Les répercussions dans la rue
Me Paul G. Brunet, président du Comité de protection des malades, estime que la situation est loin de s'être améliorée avec le plan d'action. «Nous observons une dégradation et une raréfaction des services dans les urgences et lors des hospitalisations. Nous recevons des plaintes de gens qui ont obtenu leur congé, mais n'arrivent pas à être suivis en externe. Les conséquences de ces réductions de services se répercutent dans la rue, par une augmentation de l'itinérance et du phénomène des portes tournantes de la rue à l'urgence ou à la prison et de nouveau à la rue» dit-il.

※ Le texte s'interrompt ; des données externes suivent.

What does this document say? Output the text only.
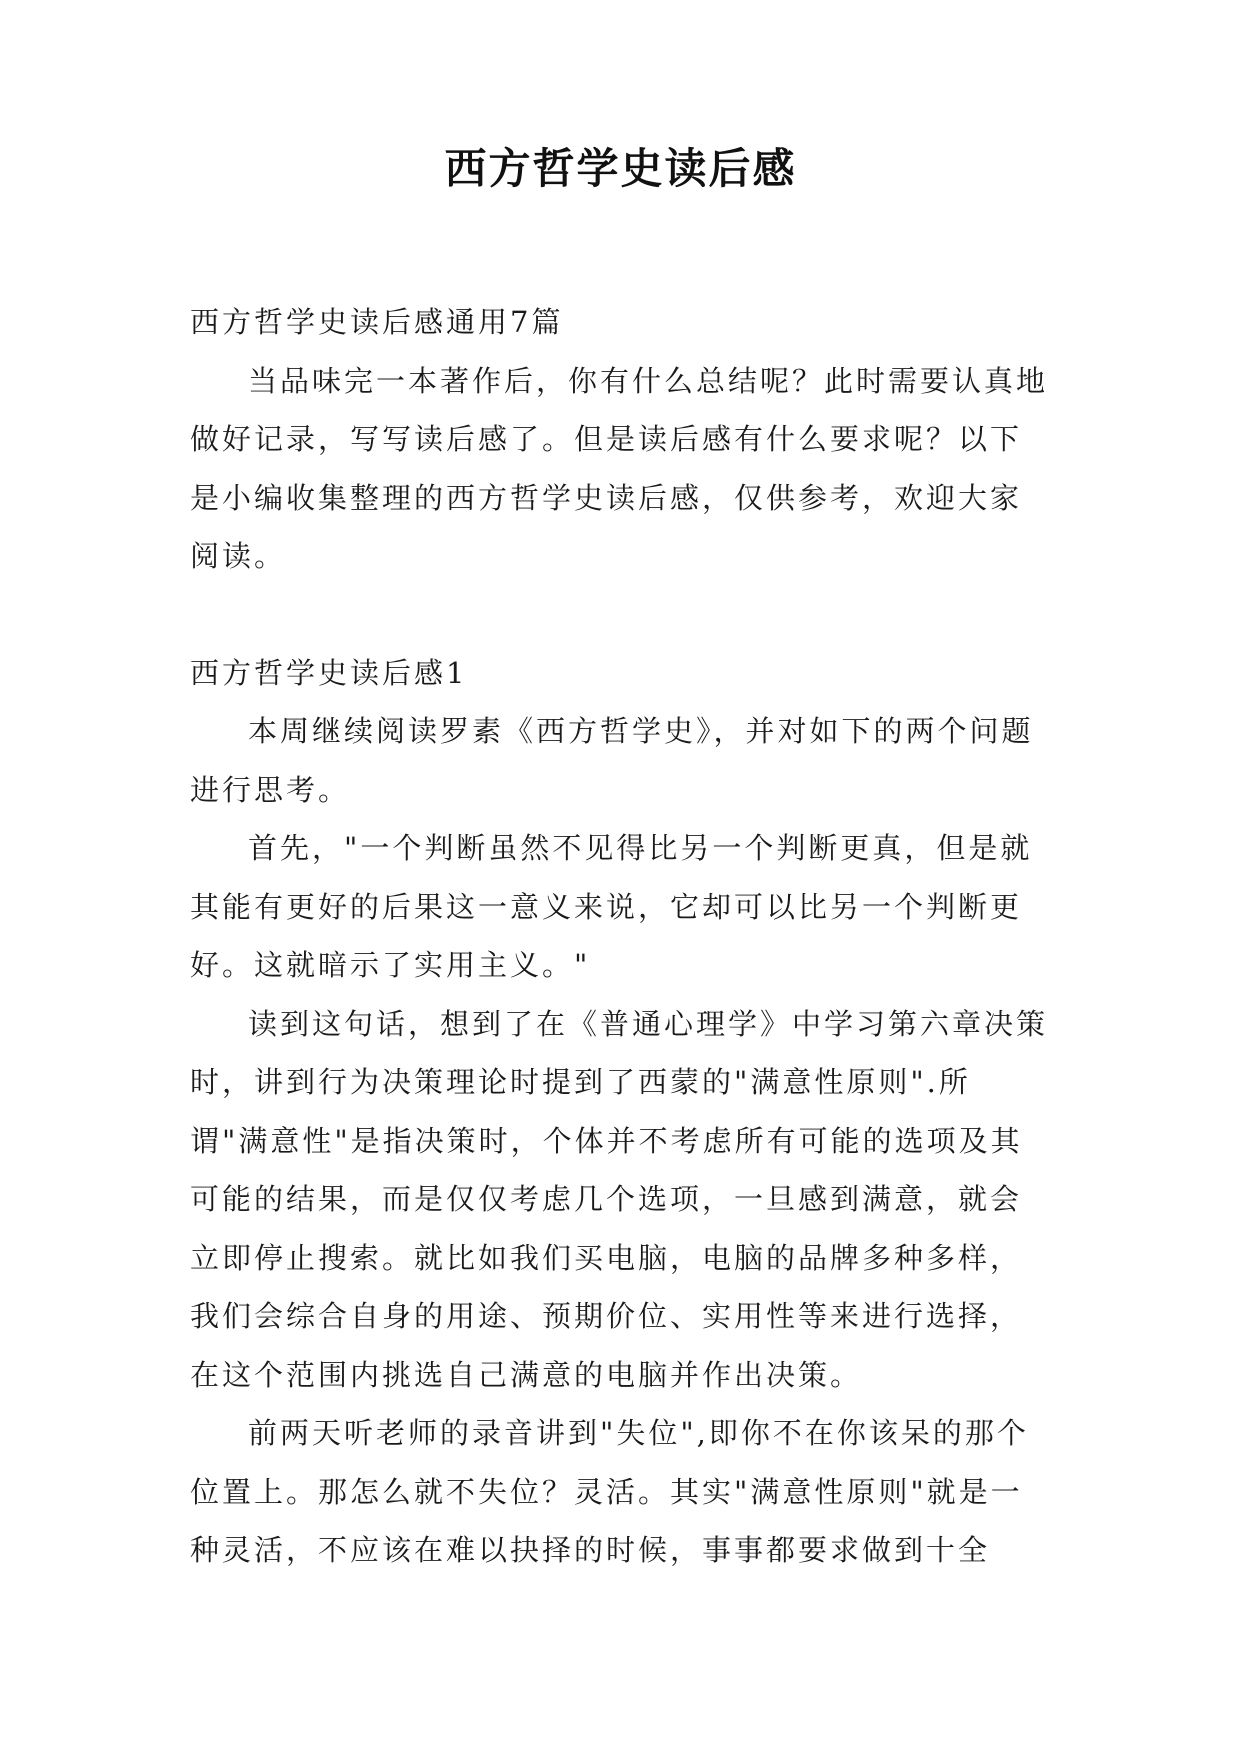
西方哲学史读后感

西方哲学史读后感通用7篇

当品味完一本著作后，你有什么总结呢？此时需要认真地做好记录，写写读后感了。但是读后感有什么要求呢？以下是小编收集整理的西方哲学史读后感，仅供参考，欢迎大家阅读。

西方哲学史读后感1

本周继续阅读罗素《西方哲学史》，并对如下的两个问题进行思考。

首先，"一个判断虽然不见得比另一个判断更真，但是就其能有更好的后果这一意义来说，它却可以比另一个判断更好。这就暗示了实用主义。"

读到这句话，想到了在《普通心理学》中学习第六章决策时，讲到行为决策理论时提到了西蒙的"满意性原则".所谓"满意性"是指决策时，个体并不考虑所有可能的选项及其可能的结果，而是仅仅考虑几个选项，一旦感到满意，就会立即停止搜索。就比如我们买电脑，电脑的品牌多种多样，我们会综合自身的用途、预期价位、实用性等来进行选择，在这个范围内挑选自己满意的电脑并作出决策。

前两天听老师的录音讲到"失位",即你不在你该呆的那个位置上。那怎么就不失位？灵活。其实"满意性原则"就是一种灵活，不应该在难以抉择的时候，事事都要求做到十全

Son organisme déplore également que le plan d'action établisse l'accès aux services spécialisés en fonction de diagnostics ou d'états mentaux ciblés par Québec comme devant être traités en deuxième ligne. «Quand une personne n'entre pas dans ces cases, il n'est pas évident pour elle d'être suivie en première ligne», explique Me Brunet. Le développement, à Louis-H. Lafontaine, de programmes reposant sur des diagnostics suscite également des problèmes en deuxième ligne. «Où dirige-t-on une personne identifiée comme souffrant d'un trouble de la personnalité et qui est, en même temps, toxicomane?», s'interroge Pierre Turgeon.
Selon Michael Arruda, responsable de la santé mentale au Service de police de la Ville de Montréal, ce genre de dilemme est loin d'être théorique. «Nous voyons de plus en plus de jeunes en crise psychotique. Est-ce parce qu'ils sont schizophrènes ou parce qu'ils ont pris une des nouvelles drogues qui provoquent des symptômes et des états similaires? Nous ne sommes pas des experts de l'évaluation médicale de ces cas. Ce que je sais, par contre, c'est que la seule manière de répondre à ce genre de question consiste souvent à d'abord désintoxiquer ces personnes avant de pouvoir trancher. Pour ça, il faut des places pour les garder», affirme-t-il.
Retour à une certaine case départ? Chose certaine, la protectrice du citoyen aura fort à faire.